Hoewing, a vice admiral, was at Atsugi’s Cinema 77 on Thursday, one of the last stops of a whirlwind tour of naval bases in Japan and South Korea to ensure sailors know their opportunities and options in the Navy, now and in the future.

Re-enlistment rates for sailors with less than 6 years of service exceed 60 percent, Hoewing said. For those with six to 10 years of service, it’s about 77 percent; with 10 to 15 years, about 88 percent; with 16 years through retirement eligibility, about 99 percent.

“That’s great news. That’s why we are able to man those seven carrier strike groups, nine amphibious readiness groups including the two amphibious task forces” for Operation Iraqi Freedom, he said. “We had 61 percent of our ships at sea in support of deployment for all of those missions.

“All of those units out there were manned at or about aggregate 99 percent of their mission requirements. ... We were able to do that ... because our sailors stayed in the United States Navy.

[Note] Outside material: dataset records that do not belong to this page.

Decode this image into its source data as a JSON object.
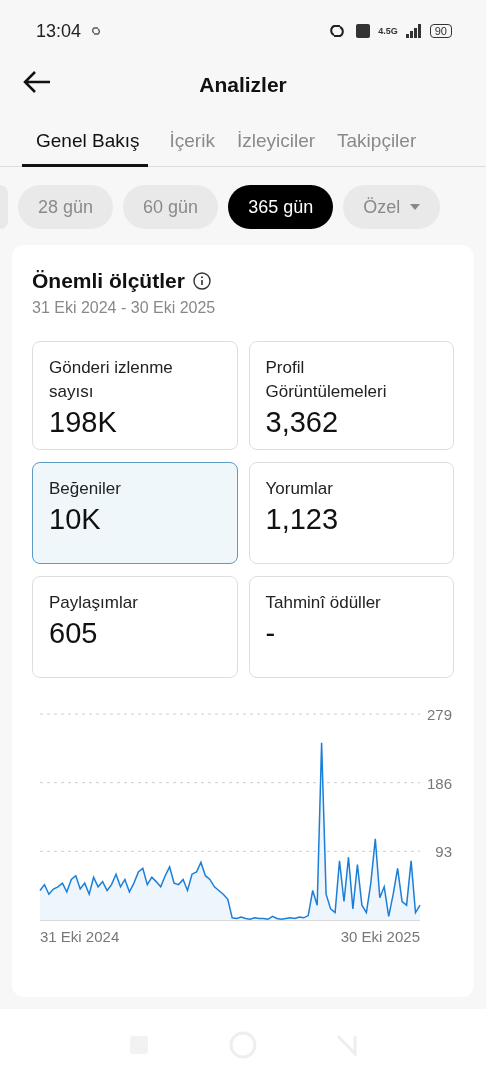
{
  "status_bar": {
    "time": "13:04",
    "network": "4.5G",
    "battery": "90"
  },
  "header": {
    "title": "Analizler"
  },
  "tabs": [
    {
      "label": "Genel Bakış",
      "selected": true
    },
    {
      "label": "İçerik",
      "selected": false
    },
    {
      "label": "İzleyiciler",
      "selected": false
    },
    {
      "label": "Takipçiler",
      "selected": false
    }
  ],
  "ranges": [
    {
      "label": "28 gün",
      "selected": false,
      "kind": "chip"
    },
    {
      "label": "60 gün",
      "selected": false,
      "kind": "chip"
    },
    {
      "label": "365 gün",
      "selected": true,
      "kind": "chip"
    },
    {
      "label": "Özel",
      "selected": false,
      "kind": "dropdown"
    }
  ],
  "metrics_panel": {
    "title": "Önemli ölçütler",
    "date_range": "31 Eki 2024 - 30 Eki 2025",
    "metrics": [
      {
        "label": "Gönderi izlenme sayısı",
        "value": "198K",
        "selected": false
      },
      {
        "label": "Profil Görüntülemeleri",
        "value": "3,362",
        "selected": false
      },
      {
        "label": "Beğeniler",
        "value": "10K",
        "selected": true
      },
      {
        "label": "Yorumlar",
        "value": "1,123",
        "selected": false
      },
      {
        "label": "Paylaşımlar",
        "value": "605",
        "selected": false
      },
      {
        "label": "Tahminî ödüller",
        "value": "-",
        "selected": false
      }
    ],
    "chart_start": "31 Eki 2024",
    "chart_end": "30 Eki 2025",
    "chart_data": {
      "type": "area",
      "series": [
        {
          "color": "#1a7fd9",
          "values": [
            40,
            48,
            35,
            42,
            45,
            50,
            38,
            55,
            60,
            42,
            50,
            35,
            58,
            45,
            52,
            40,
            48,
            62,
            45,
            55,
            38,
            50,
            65,
            70,
            48,
            58,
            52,
            45,
            60,
            72,
            50,
            48,
            55,
            40,
            62,
            65,
            78,
            60,
            55,
            45,
            40,
            35,
            28,
            3,
            2,
            4,
            2,
            1,
            3,
            2,
            2,
            1,
            5,
            2,
            1,
            2,
            3,
            2,
            4,
            3,
            6,
            40,
            20,
            240,
            35,
            15,
            10,
            80,
            25,
            85,
            15,
            75,
            20,
            10,
            50,
            110,
            30,
            45,
            5,
            35,
            70,
            25,
            20,
            80,
            10,
            20
          ]
        }
      ],
      "ylim": [
        0,
        279
      ],
      "yticks": [
        93,
        186,
        279
      ]
    }
  }
}
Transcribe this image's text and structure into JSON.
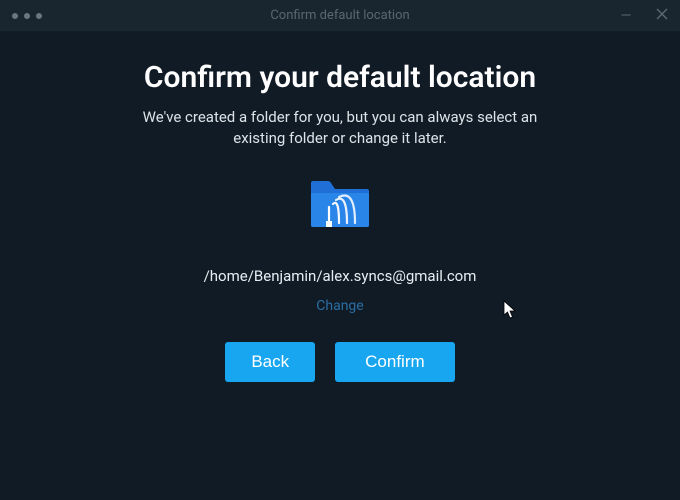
{
  "window": {
    "title": "Confirm default location"
  },
  "heading": "Confirm your default location",
  "subtext": "We've created a folder for you, but you can always select an existing folder or change it later.",
  "path": "/home/Benjamin/alex.syncs@gmail.com",
  "change_label": "Change",
  "buttons": {
    "back": "Back",
    "confirm": "Confirm"
  }
}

“Thank you very much for the work you’ve done to create a culture of outstanding performance and a culture of readiness that has allowed our Navy and our nation to fight and win two wars in the last two years.”

Advancements also have been significantly higher than anticipated over the past several years, Hoewing said. “We advanced over 25,000 sailors off the March exam, the exam prior to that about 25,000, and we will advance another 25,000 this time. Off the March exam of last year, advancement to 1st class petty officer was the second highest than it’s been since the early 90s.

“Many people think the advancement exam process is going to change,” he said, but “we will continue to do the advancement exam in its present form for at least another few years. We are not quite ready to move into a fully performance-based advancement process.

“I can tell you, as fast as we can get there, we believe the discriminator to determine who gets advanced should be performance on the ‘deck plates,’ not necessarily the ability to take an exam. So that’s going to come and it’s coming as fast as we can get there.

“But don’t expect the advancement exam to get phased out,” Hoewing said. “There will probably be still some level of exam that you’ll end up having to take, to at least make sure you have the opportunity to come to the advancement table.”

Hoewing also offered enlisted servicemembers a big-picture view of the shape of today’s naval personnel force.

“In the year 2000, 75.5 percent of our billets in the Navy were E-4 through E-9 but only 69.9 percent of our people were in those pay grades,” he said. “We have put hundreds of millions of dollars, in fact billions of dollars, in advancing more people to E-4 through E-9.”

Hoewing said his visit also offered an opportunity for him to learn from sailors — important because “every policy we do in the manpower and personnel business is not done in isolation, they are done with the advice and support of the fleet, because it’s the fleet that has to execute them.”

Accordingly, the vice admiral also opened the floor to sailors’ questions — and heard concerns about the somewhat controversial continuous overseas tour policy that requires servicemembers to obtain waivers to do more than two consecutive overseas tours.

“It was great he had a chance to come by and kind of get a sense of the what the problems are out here,” said Petty Officer 3rd Class Jonathan Coulson, 22, an aviation maintenance administration man. “I’m just hoping he’s able to do something about the continuous overseas tours.” Critical jobs remain unfilled while “people in Japan ... are being kicked out” because of the two-tour limit, the 22-year-old said. “I brought it to his attention, so I hope he can do something about it.”

Another sailor who said she was glad to have heard the admiral was Petty Officer 3rd Class Jasmine Luazcano, an aviation structural mechanic.

“I thought it was really great that he actually came out to give us some insight on some of the things that go on, that we don’t get to see, as far as manning, rating and pay,” said the 23-year-old.